Forgetting the concept of postconditions
Ideally, the concept of postconditions (i.e. invariants) is notariously difficult to program : this is where many postconditions are not written. It is much easier to think about any algorithm using only preconditions.
Preconditions are natively implemented by rendez-vous (used as a synchronization mechanism for parallel execution and multithreading). rendez-vous imply a mutex but only between a few participant objects specified in preconditions.
Ideally any pure functional language should be entirely based on preconditions. Preconditions for example all what is needed to support strong type-safety (type is provided by the resulting condition tested when the rendez-vous is met by all participants, so that type inference becomes possible to split an execution path later, because the rendez-vous has generated an fully updated execution context). Type inference can also be extremely efficient because decisions made on the content of the execution context is also delayed up to the point where a precondition for one of the possible execution paths.

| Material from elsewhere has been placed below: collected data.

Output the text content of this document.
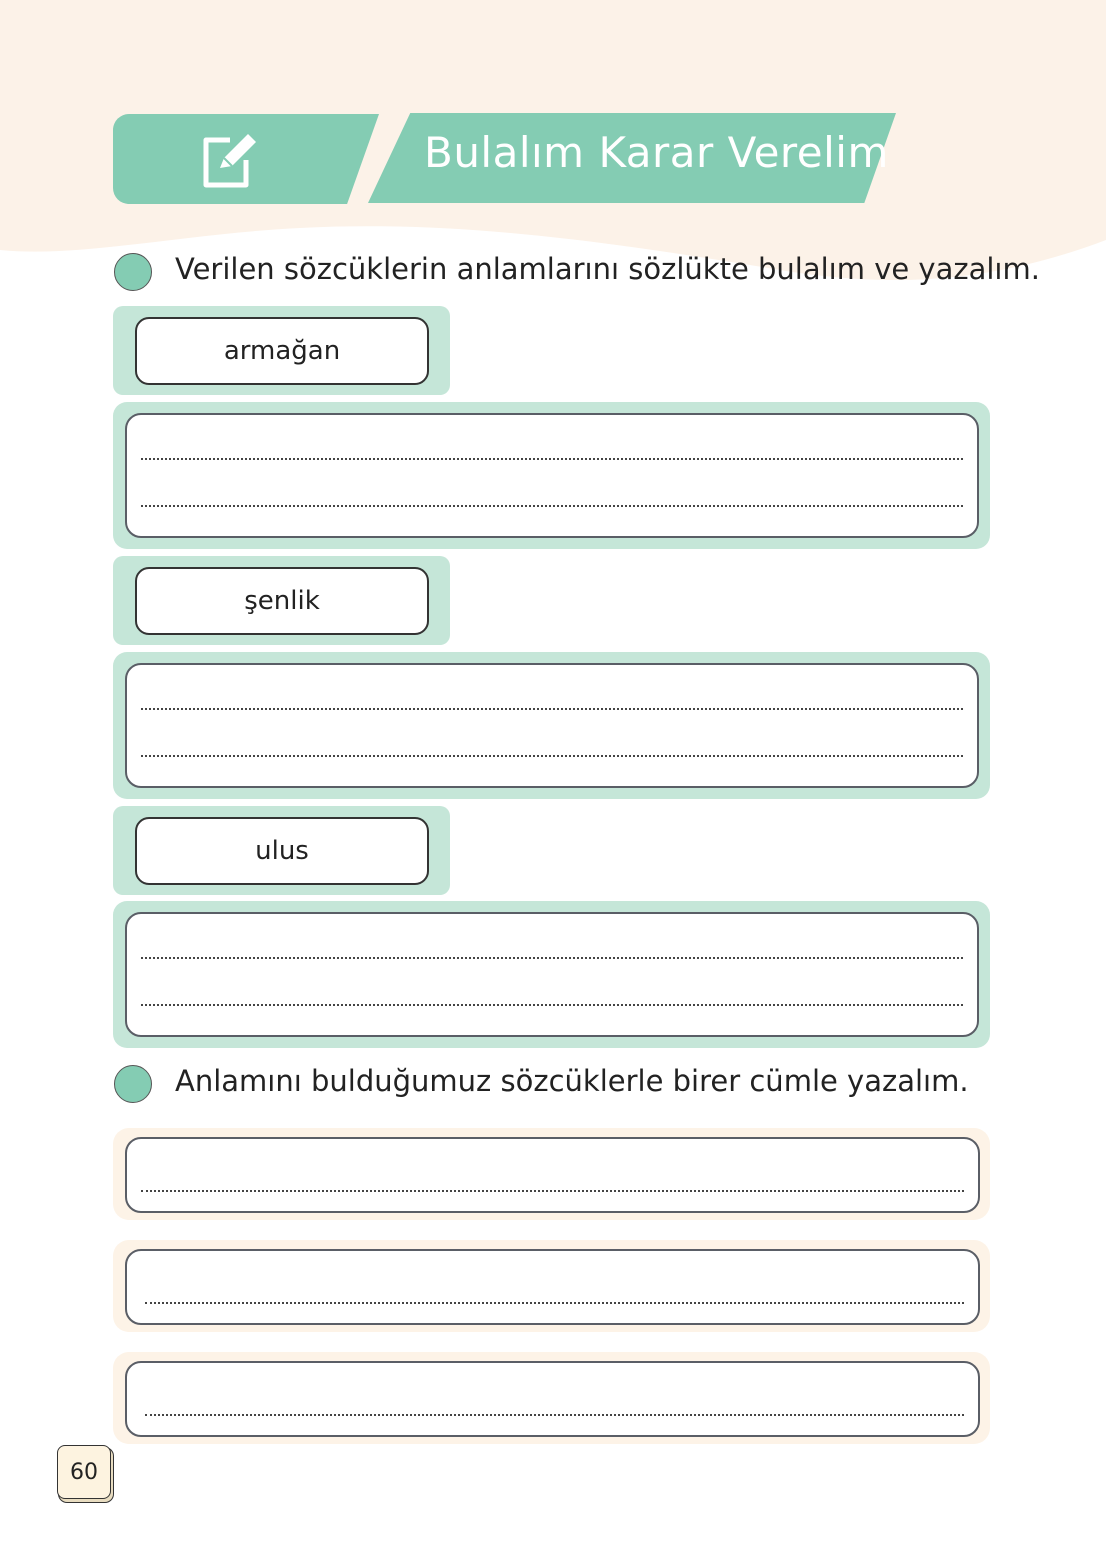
Bulalım Karar Verelim
Verilen sözcüklerin anlamlarını sözlükte bulalım ve yazalım.
armağan
şenlik
ulus
Anlamını bulduğumuz sözcüklerle birer cümle yazalım.
60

Multiple execution paths are also possible from a starting point: this will generate parallel executions, and automatic multithreading, and possibly transparent deployment across remote execution systems available in a computing grid (including collaborations between clients and servers for who will actually run the code -- this means lots of possibilities offered for scalability).
Let's drop compltely postconditions (or invariants which are equivalent), they are not needed. We just need preconditions. The first pure functional language that will be entirely based on preconditions (and only them) will win. It is the dream of mathematicians, theoricians, algorithmists, and the dream (later) of Software Quality Assurance teams. It will also make reuse of code much more versatile.